The checks in Security Code Scan expect information about the syntax of the code, and semantic information about what all symbols mean. Since we have trouble compiling the project, we don't have the semantic information. However, with Roslyn it's pretty easy to parse a C# file and get the syntax tree. Can we pass this syntax tree to the checks in Security Code Scan, and sufficiently fake the semantic information so that the check still gives relevant results?

It turns out this is pretty hard. The Roslyn API that is used during compilation is not really suited for extension without a compilation. And the checks in Security Code Scan expect the API to be pretty sure about its results. The abstraction layer would basically need to do symbol resolution itself, which is a big task. So this didn't work out.

Performing checks on syntax

In the end we decided to give up on semantic information, and base our security checks on syntax alone. We get a syntax tree by calling CSharpSyntaxTree.ParseText, and then inspect that tree with a CSharpSyntaxWalker. We can search for certain patterns by writing our own syntax walkers that go over the abstract syntax tree.
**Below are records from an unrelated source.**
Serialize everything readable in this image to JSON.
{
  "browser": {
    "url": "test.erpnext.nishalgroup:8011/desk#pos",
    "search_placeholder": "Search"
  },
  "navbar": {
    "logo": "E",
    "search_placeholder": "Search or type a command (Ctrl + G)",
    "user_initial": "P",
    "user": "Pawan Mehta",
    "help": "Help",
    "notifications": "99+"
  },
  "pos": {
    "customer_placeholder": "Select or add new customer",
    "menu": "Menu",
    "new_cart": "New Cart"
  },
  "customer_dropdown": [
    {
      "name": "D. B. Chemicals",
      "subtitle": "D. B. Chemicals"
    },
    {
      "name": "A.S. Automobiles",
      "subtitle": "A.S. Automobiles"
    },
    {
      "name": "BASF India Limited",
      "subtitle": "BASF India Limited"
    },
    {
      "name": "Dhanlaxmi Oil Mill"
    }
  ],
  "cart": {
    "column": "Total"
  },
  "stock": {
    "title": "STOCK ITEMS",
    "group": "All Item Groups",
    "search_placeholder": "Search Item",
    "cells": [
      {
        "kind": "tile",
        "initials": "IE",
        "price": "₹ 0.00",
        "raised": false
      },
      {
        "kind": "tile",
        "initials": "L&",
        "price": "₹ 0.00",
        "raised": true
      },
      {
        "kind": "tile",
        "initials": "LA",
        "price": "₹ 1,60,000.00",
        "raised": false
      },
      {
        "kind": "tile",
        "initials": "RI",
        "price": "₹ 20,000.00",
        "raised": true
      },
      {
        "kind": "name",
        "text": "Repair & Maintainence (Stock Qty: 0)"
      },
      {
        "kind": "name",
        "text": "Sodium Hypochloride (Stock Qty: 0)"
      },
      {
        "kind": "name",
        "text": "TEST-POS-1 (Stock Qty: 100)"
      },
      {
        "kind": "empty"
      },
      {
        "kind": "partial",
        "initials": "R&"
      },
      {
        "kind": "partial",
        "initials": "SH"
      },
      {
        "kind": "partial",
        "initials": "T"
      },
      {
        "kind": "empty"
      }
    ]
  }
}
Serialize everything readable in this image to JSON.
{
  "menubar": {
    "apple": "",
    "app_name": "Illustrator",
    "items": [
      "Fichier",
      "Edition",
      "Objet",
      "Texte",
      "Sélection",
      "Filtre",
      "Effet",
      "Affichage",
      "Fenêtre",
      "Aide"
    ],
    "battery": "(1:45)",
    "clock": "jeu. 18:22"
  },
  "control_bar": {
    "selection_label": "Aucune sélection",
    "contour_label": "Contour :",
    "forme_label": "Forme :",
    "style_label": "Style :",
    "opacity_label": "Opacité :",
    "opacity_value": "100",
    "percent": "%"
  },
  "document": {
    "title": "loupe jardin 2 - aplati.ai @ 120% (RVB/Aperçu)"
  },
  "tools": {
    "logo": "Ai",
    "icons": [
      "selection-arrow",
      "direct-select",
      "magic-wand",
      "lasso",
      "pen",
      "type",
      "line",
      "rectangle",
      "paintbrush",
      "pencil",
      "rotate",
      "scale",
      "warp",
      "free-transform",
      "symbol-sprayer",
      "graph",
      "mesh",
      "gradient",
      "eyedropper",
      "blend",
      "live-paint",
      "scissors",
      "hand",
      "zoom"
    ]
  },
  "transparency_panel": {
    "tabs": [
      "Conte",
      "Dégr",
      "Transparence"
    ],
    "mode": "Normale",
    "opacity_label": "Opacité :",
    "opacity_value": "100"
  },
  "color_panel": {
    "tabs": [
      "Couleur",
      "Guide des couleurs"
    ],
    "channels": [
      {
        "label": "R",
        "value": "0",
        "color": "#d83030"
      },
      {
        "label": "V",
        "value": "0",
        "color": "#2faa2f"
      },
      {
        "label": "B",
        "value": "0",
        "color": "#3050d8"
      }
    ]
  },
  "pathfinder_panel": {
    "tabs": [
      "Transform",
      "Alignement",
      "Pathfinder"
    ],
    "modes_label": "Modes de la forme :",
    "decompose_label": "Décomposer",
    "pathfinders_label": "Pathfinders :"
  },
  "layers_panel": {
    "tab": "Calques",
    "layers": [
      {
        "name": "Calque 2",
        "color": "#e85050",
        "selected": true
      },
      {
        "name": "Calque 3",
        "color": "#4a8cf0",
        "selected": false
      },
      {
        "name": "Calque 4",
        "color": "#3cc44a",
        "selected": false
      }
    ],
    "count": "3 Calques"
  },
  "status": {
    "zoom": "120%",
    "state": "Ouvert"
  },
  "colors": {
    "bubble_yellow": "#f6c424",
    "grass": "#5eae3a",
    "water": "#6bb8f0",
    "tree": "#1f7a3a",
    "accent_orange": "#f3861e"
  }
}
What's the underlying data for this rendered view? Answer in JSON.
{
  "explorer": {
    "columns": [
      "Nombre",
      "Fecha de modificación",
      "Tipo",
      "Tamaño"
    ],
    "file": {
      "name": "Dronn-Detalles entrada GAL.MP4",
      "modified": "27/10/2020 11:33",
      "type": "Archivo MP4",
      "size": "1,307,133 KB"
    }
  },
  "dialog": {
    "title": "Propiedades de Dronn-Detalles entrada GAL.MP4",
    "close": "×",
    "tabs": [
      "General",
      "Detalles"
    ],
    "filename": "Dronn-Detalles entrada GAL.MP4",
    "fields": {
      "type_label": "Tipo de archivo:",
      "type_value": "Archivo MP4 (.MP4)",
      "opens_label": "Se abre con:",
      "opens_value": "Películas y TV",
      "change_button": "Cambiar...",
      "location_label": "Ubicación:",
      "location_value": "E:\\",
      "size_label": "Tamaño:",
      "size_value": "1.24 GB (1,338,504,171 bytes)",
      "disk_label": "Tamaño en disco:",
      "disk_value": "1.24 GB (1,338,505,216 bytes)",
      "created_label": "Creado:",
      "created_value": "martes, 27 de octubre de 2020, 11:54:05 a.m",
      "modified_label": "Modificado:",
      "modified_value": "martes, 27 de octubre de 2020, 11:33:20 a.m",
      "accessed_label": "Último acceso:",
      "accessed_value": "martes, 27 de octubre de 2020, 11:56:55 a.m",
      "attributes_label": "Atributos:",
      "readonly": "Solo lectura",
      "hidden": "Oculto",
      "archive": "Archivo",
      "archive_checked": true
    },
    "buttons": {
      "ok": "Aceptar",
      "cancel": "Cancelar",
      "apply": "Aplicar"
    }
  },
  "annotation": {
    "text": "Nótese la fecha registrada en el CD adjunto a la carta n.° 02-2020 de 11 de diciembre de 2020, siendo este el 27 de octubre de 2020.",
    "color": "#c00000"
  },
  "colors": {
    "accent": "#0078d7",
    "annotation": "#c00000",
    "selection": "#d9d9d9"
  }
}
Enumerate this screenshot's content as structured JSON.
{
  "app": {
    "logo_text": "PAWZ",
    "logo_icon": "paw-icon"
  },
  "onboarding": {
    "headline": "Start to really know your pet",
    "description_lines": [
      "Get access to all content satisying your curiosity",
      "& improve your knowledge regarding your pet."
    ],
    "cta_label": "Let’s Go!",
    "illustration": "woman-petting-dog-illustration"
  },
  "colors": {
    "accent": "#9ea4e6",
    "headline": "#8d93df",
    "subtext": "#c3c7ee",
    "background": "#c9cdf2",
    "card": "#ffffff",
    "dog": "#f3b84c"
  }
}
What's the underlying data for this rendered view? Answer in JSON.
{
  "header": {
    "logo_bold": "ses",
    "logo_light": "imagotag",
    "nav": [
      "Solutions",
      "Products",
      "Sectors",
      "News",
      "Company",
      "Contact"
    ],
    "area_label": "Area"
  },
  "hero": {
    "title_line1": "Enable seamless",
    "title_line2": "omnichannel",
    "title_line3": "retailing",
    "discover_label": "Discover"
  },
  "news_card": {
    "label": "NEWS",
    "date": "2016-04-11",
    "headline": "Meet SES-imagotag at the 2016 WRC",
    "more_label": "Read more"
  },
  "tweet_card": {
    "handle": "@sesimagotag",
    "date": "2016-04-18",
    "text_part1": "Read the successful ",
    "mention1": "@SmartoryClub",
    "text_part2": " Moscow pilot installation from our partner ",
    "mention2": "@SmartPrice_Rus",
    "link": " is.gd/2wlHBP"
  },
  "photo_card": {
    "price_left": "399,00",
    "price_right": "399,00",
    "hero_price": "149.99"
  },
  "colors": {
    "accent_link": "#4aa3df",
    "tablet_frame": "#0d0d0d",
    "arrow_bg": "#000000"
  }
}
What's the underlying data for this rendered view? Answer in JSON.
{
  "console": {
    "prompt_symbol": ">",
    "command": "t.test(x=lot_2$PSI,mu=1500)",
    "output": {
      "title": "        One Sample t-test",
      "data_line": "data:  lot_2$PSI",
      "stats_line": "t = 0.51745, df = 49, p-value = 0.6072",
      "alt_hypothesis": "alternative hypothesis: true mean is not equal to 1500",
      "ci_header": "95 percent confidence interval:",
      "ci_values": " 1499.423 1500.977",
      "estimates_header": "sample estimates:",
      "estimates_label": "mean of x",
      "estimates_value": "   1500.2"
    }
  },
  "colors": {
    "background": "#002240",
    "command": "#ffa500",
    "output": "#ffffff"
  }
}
Checks are invoked like this:

var contents = File.ReadAllText(filename);
var tree = CSharpSyntaxTree.ParseText(contents);
var root = tree.GetCompilationUnitRoot();
check.Visit(root);

Below is an example check, that retrieves all attributes on a method and alerts if a HttpPost attribute is present without a ValidateAntiForgeryToken attribute:

class HttpPostHasAntiForgeryToken : SecurityCheck
{
    public override void VisitMethodDeclaration(MethodDeclarationSyntax node)
    {
        var attributes = node.AttributeLists.SelectMany(l => l.Attributes);
        var names = attributes.Select(a => a.Name.ToString()).ToImmutableList();
        if (names.Contains("HttpPost") && !names.Contains("ValidateAntiForgeryToken"))
        {
            CreateIssue(node, "method has HttpPost but not ValidateAntiForgeryToken");
        }
        base.VisitMethodDeclaration(node);
    }
}

As you can see, this code retrieves all attribute names of each method. If the method contains a [HttpPost] attribute but not a [ValidateAntiForgeryToken] attribute, it creates a new issue. Issues are either written to standard out, or to a SARIF file.

Finding vulnerable patterns using a syntax visitor works well. It is fast, and once familiar with the syntax tree, checks are pretty easy to write. Since we don't have semantic information, we check strings for certain names. This is a little bit ugly, but the best we can do with syntax information only. Another disadvantage is that we cannot search for patterns across files.

Conclusion

We created a solution to find patterns in C# code, without building the project. It has already found vulnerabilities that we reported to our clients.

As soon as Semgrep supports C# code, we want to switch to Semgrep. It has similar capabilities, but creating rules is easier.